Raymond J. Dowd, Esquire
April 16, 2010
Event Categories: Continuing Legal Education at Gratz College
This course presents the intriguing story of Egon Schiele’s painting, Dead City, after it was stolen by the Nazis and legal efforts to bring it back into the Grunbaum family.
Mr. Dowd will discuss how Fritz Grunbaum’s art collection surfaced in Switzerland in 1956 under disputed circumstances and was later found in the Leopold and Albertina museums in Austria. In 1998, District Attorney Robert Morgenthau seized Dead City (along with Portrait of Wally) at the Museum of Modern Art in New York City and unleashed an international debate over what countries should be doing to return art to Jewish heirs. Mr. Dowd will underscore the role of the Swiss in laundering Nazi-looted art; the response of the Austrian government, which has been somewhat less than cooperative; and the new commission the U.S. may establish to assist Holocaust victims and their heirs. Mr. Dowd has spoken on this topic at the Jewish Museum in Berlin and at Yad Vashem in Jerusalem. A terrific companion to last year’s popular course on “Reclaiming Nazi Looted Art.”
1:00 pm - 4:30 pm
Three (3) substantive credits: $100
Discount for full day: $185. Contact Mindy Blechman for discount: mblechman@gratz.edu; 215-635-7300 x 154
Lunch included for participants who attend both classes.
Cost: $100.00
MORNING PROGRAM
CLE: IBM and the Holocaust: Legal and Ethical Implications
Mr. Edwin Black
April 16, 2010
Event Categories: Continuing Legal Education at Gratz College
As the Third Reich embarked upon its plan of conquest and genocide, IBM and its subsidiaries helped create enabling technologies, step-by-step, from the identification and cataloging programs of the 1930s to the selections of the 1940s, all for the sake of profit. Mr. Black will review the carefully crafted corporate collusion with the Third Reich as well as the structured deniability of oral agreements, undated letters, and Geneva intermediaries. This was undertaken as the newspapers blazed with accounts of persecution and destruction.
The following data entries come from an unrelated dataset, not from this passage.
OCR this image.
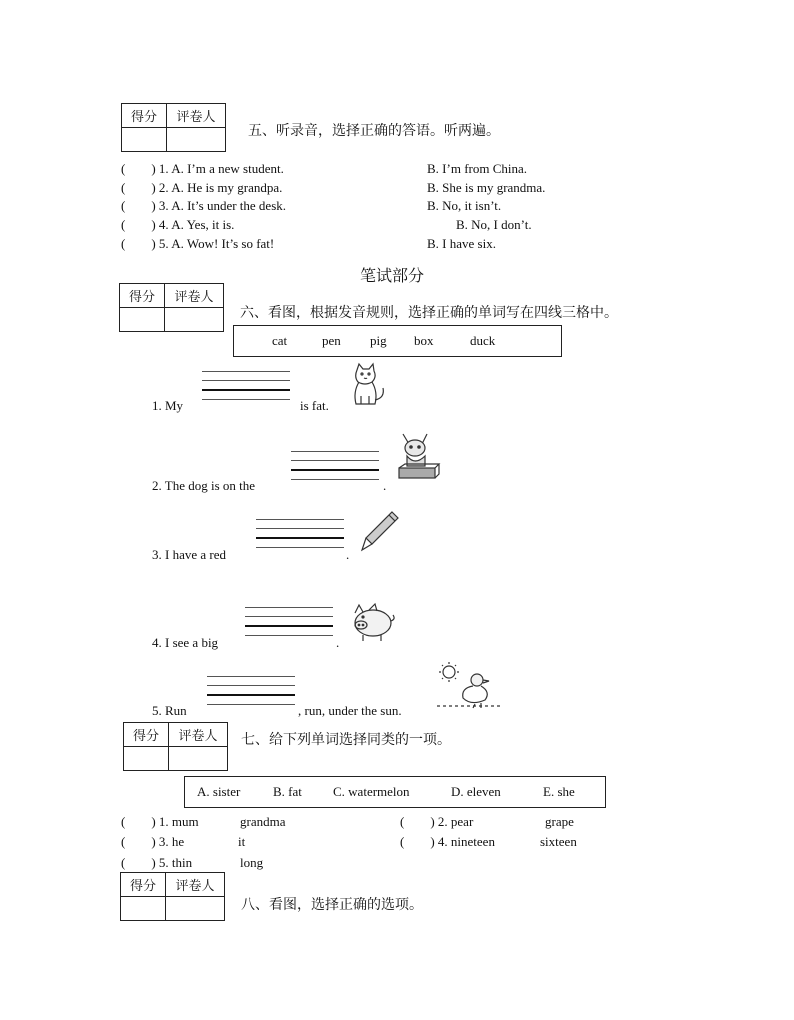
得分	评卷人

五、听录音，选择正确的答语。听两遍。
(　　) 1. A. I’m a new student.	B. I’m from China.
(　　) 2. A. He is my grandpa.	B. She is my grandma.
(　　) 3. A. It’s under the desk.	B. No, it isn’t.
(　　) 4. A. Yes, it is.	B. No, I don’t.
(　　) 5. A. Wow! It’s so fat!	B. I have six.
笔试部分
得分	评卷人

六、看图，根据发音规则，选择正确的单词写在四线三格中。
cat	pen pig box	duck
1. My	is fat.
2. The dog is on the	.
3. I have a red	.
4. I see a big	.
5. Run	, run, under the sun.
得分	评卷人
	七、给下列单词选择同类的一项。
A. sister	B. fat C. watermelon	D. eleven	E. she
(　　) 1. mum	grandma	(　　) 2. pear	grape
(　　) 3. he	it	(　　) 4. nineteen	sixteen
(　　) 5. thin	long
得分	评卷人

八、看图，选择正确的选项。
Mr. Black will then broaden his discussion on corporate complicity in the Holocaust to the Ford Motor Company, General Motors, Carnegie and Rockefeller.
One (1) ethics and two (2) substantive credits: $100
Breakfast included; dietary laws observed.
Doors open at 8:30 am; course starts promptly at 9:00 am.
Speaker’s publications available for purchase and signing.